Applying for a personal loan either online or in person is simple! Here are the basic steps to take:
1. Assess how much you should borrow
Ask yourself how much you need to borrow and how much you can reasonably afford to repay with interest. Try to borrow only what you need and make sure the payment amount is manageable.
Don’t overextend yourself and your finances. It might be worth employing a financial advisor to help you decide your best plan.
2. Check your credit score and credit report
Your credit score and credit standing are the biggest considerations when lenders evaluate a loan application. Personal loans mostly rely on your creditworthiness, so consider checking your credit scores and reports from each of the three major credit bureaus before you apply. Make sure to look for inaccuracies in your credit report.
If your credit score is in good standing and in a higher range, you can typically expect to pay a lower interest rate. Other factors, such as your financial history, income, and debt will play a role in determining your eligibility for a personal loan.
Want to improve future loan applications? Start building credit with on-time payments and everyday purchases when you open a Chime Credit Builder Secured Visa® Credit Card.2
3. Apply for pre-qualification
Pre-qualifying for a personal loan means you are pre-screened before you complete a formal application. This process allows you to review the offers you may receive from lenders and compare your options.
During the pre-qualification process, the lender will typically perform a soft credit check, which won’t affect your credit score.3 This means there’s very little harm in getting pre-qualified by multiple lenders so you can compare your estimated rates and payment amounts.
You’ll need to provide basic financial information and personal details, such as your name, date of birth, income, employment status, and loan purpose.

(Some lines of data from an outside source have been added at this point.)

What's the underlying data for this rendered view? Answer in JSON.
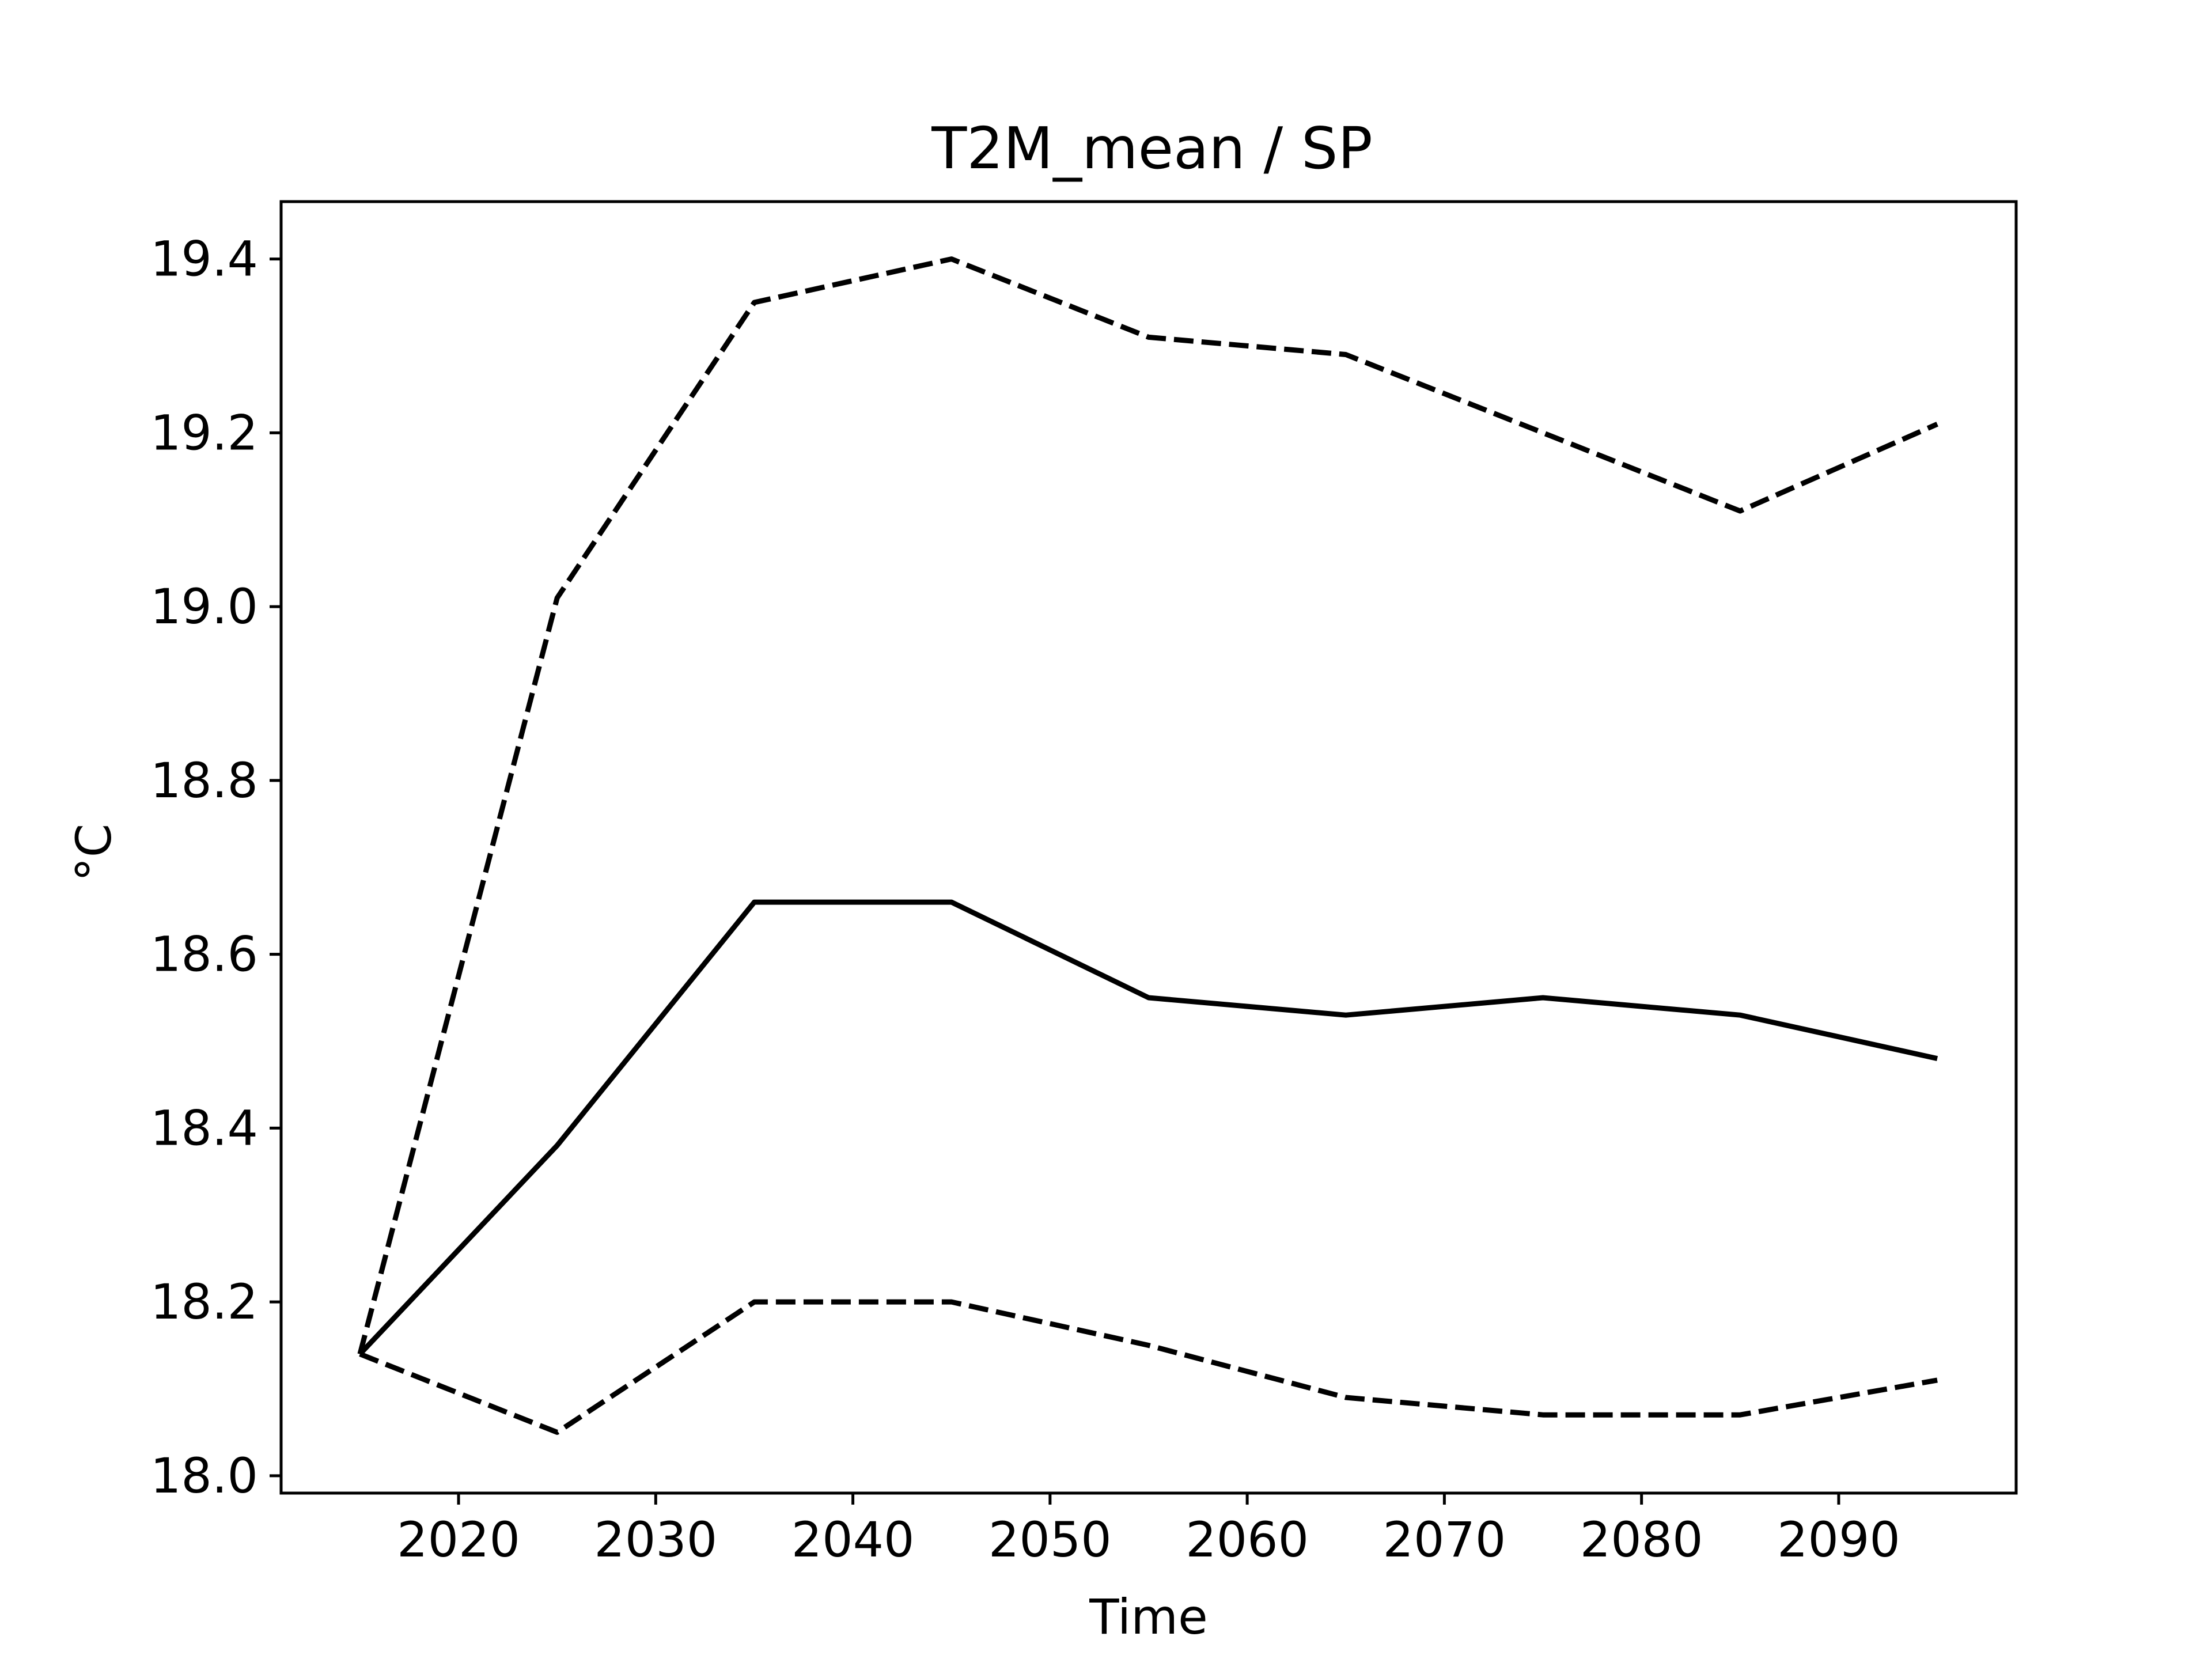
{
  "chart_data": {
    "type": "line",
    "title": "T2M_mean / SP",
    "xlabel": "Time",
    "ylabel": "°C",
    "x": [
      2015,
      2025,
      2035,
      2045,
      2055,
      2065,
      2075,
      2085,
      2095
    ],
    "series": [
      {
        "values": [
          18.14,
          19.01,
          19.35,
          19.4,
          19.31,
          19.29,
          19.2,
          19.11,
          19.21
        ],
        "style": "dashed",
        "color": "#000000"
      },
      {
        "values": [
          18.14,
          18.38,
          18.66,
          18.66,
          18.55,
          18.53,
          18.55,
          18.53,
          18.48
        ],
        "style": "solid",
        "color": "#000000"
      },
      {
        "values": [
          18.14,
          18.05,
          18.2,
          18.2,
          18.15,
          18.09,
          18.07,
          18.07,
          18.11
        ],
        "style": "dashed",
        "color": "#000000"
      }
    ],
    "xlim": [
      2011,
      2099
    ],
    "ylim": [
      17.98,
      19.466
    ],
    "xticks": [
      2020,
      2030,
      2040,
      2050,
      2060,
      2070,
      2080,
      2090
    ],
    "yticks": [
      18.0,
      18.2,
      18.4,
      18.6,
      18.8,
      19.0,
      19.2,
      19.4
    ],
    "ytick_labels": [
      "18.0",
      "18.2",
      "18.4",
      "18.6",
      "18.8",
      "19.0",
      "19.2",
      "19.4"
    ],
    "grid": false,
    "legend": "none"
  }
}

4. Choose your lender and loan
Shop around for competitive terms and rates when getting a personal loan. Consider the loan amounts, monthly payments, and interest rates from various lenders. Think about the pros and cons of borrowing from different financial institutions such as banks and credit unions. For example, credit unions tend to offer more flexible terms and lower interest rates, even to bad-credit borrowers.
After comparing your options, make sure you can make the monthly payments and that it fits into your budget. Research which lenders offer the features and services that you’re looking for. Consider things like credit building assistance or flexible payment schedules.
5. Submit a formal application
After choosing a lender, you can officially complete your personal loan application. Remember, pre-qualification doesn’t guarantee approval – you’ll still need to apply formally. Gather all your documents, fill out the application, submit it, and wait to hear back.
Depending on the lender, your loan might be reviewed and approved on the same day. A lender will typically run a hard credit check when finalizing your application. A hard credit check could drop your credit score by a few points but shouldn’t have any long-term effects.4 If you’re approved, the lender will send you the final loan documents detailing the terms of your loan, interest rate, length of the loan, loan amount, and your monthly payments.